The essential oil from L. gracilis, with different saline treatments, showed bacteriostatic and bactericidal activity against Gram-positive and Gram-negative bacteria. The antimicrobial activity obtained in this study may be explained mainly by the phenylpropanoids carvacrol and thymol, compounds that are usually found in Lippia species and have shown action against bacteria and fungi. The essential oil from L. origanoides showed activity against bacteria such as methicillin-resistant Staphylococcus aureus, and the essential oil from L. menosides showed activity against Escherichia coli, Enterococcus faecalis, Salmonella enteritidis, Serratia marcescens, Candida albicans and Mycobacterium smegmatis. The antimicrobial activity was associated with the presence of the phenolic monoterpenes, carvacrol (41.77%) and thymol (10.13%) (Girón et al. 1991; Lacoste et al. 1986; Oliveira et al. 1990).
Essential oils are compounds that, for being hydrophobic, are easily diffused through the cell wall of microorganisms and cause damage to the membrane, especially with regard to fluidity and permeability (Millezi et al. 2012). Gram-negative bacteria, in general, have greater resistance to the action of essential oils, due to the greater complexity of their plasma membrane, which acts as a barrier to the diffusion of hydrophobic components of essential oils (Naik et al. 2010).

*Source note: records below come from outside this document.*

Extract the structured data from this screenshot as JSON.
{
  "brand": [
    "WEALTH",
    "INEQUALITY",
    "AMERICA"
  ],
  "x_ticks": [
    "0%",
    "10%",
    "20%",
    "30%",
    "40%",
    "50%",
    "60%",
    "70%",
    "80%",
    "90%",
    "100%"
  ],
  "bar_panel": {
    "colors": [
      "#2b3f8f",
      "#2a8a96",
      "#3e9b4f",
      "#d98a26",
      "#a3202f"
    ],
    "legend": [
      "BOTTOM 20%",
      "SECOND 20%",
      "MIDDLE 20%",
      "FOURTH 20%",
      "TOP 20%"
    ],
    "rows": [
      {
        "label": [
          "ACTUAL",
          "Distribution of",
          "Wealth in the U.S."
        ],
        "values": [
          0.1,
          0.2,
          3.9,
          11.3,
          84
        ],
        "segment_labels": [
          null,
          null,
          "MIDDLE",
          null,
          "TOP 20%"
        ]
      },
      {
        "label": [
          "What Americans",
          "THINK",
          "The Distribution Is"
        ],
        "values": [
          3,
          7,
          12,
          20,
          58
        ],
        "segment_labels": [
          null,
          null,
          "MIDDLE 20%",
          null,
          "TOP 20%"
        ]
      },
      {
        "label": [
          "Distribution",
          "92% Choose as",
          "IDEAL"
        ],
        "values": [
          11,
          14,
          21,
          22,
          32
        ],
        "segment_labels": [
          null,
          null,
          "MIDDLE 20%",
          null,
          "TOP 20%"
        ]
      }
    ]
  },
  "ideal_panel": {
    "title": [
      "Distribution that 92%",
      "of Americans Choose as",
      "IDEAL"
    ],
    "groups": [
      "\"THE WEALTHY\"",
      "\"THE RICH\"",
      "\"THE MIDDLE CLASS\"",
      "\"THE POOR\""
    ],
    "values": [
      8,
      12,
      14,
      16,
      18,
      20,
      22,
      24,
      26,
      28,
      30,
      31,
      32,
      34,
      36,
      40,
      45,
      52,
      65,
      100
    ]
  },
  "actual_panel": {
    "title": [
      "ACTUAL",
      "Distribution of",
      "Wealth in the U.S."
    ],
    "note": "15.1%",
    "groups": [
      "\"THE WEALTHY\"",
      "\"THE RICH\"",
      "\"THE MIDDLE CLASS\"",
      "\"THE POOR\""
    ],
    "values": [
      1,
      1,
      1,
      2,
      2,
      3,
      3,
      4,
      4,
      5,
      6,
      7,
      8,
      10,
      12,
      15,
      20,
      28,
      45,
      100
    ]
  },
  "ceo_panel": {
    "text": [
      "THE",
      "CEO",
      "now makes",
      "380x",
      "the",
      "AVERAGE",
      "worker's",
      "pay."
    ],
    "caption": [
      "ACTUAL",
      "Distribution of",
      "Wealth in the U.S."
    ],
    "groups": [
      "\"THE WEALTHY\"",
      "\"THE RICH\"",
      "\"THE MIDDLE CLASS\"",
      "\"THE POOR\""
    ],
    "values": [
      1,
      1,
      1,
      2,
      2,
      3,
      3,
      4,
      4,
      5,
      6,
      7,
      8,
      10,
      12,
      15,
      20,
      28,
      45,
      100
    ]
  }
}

It is known that fish farming effluent has high levels of excrement and nutrients that can modify the characteristics of the fertigation solution in such a way to make its use unfeasible in other activities, such as in agriculture when using salinity-sensitive species (Mercante et al. 2004; Mainardes Pinto and Mercante 2003). The results of this study are relevant to the planning and management for the use of fish farming effluent, which is currently disposed of inadequately and without any utilization. In this context, the set of results obtained support the responses observed in the growth, anatomical and biochemical parameters, consolidating the indication of fish farming effluent used in this experiment for reuse in the irrigation of L. gracilis, an endemic species of the Caatinga and with pharmacological potential.